Premiere am Donnerstag, 14. September, 20 h, im Schauspielhaus - Pfauen.

Tiefes Dunkel liegt noch über dem Palast von Theben, als Amphitryons Knecht Sosias aus dem Feld kommt, um der frisch vermählten Gattin seines Herrn dessen triumphalen Sieg im Kampf gegen Athen zu melden.

Doch das Dunkel wird noch tiefer, als Sosias vor der Pforte des Palasts von einem Fremden aufgehalten wird, der ihm nicht nur den Eintritt wehrt, sondern auch noch in Anspruch nimmt, ebenfalls Sosias zu sein. In Wahrheit handelt es sich um den Gott Merkur, der mit seinem Herrn Jupiter vom Olymp herabgestiegen ist, um am Hof von Theben einzukehren, wo Jupiter unter der äusseren Gestalt Amphitryons die Nacht bei der getäuschten Frau des Feldherrn, Alkmene, zubringt. Mit dem anbrechenden Tag wird die Verwirrung offenkundig: Amphitryon, der echte, kehrt zurück und muss durch seine Frau von einer – im doppelten Sinn – göttlichen Liebesnacht erfahren, an der er mit Sicherheit nicht teilgenommen hat.

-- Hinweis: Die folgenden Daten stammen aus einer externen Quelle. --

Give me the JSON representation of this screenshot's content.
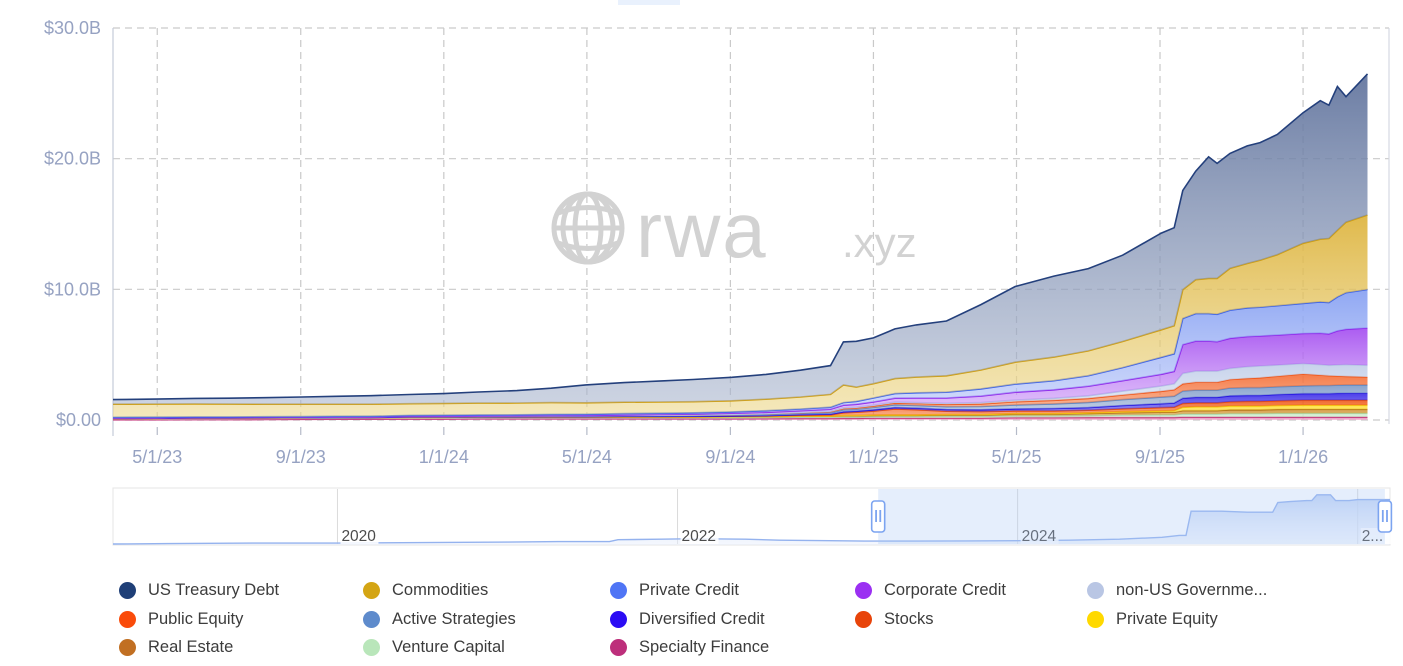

Aber auch der Göttervater findet keine Ruhe und kehrt, wiederum in der geliehenen Gestalt des Feldherrn, zurück, um herauszufinden, ob Alkmene ihn um seiner selber oder nur um seiner angenommenen Identität willen geliebt hat. Doch Alkmene, die ein heiliges Gesetz in ihrem Busen trägt, muss mit Schrecken feststellen, dass ihr Schöpfer ausgerechnet dies Gesetz mit Füssen tritt. Einmal mehr ist Kleists Figuren auf Erden nicht zu helfen, aber sogar «der Olymp ist öde ohne Liebe».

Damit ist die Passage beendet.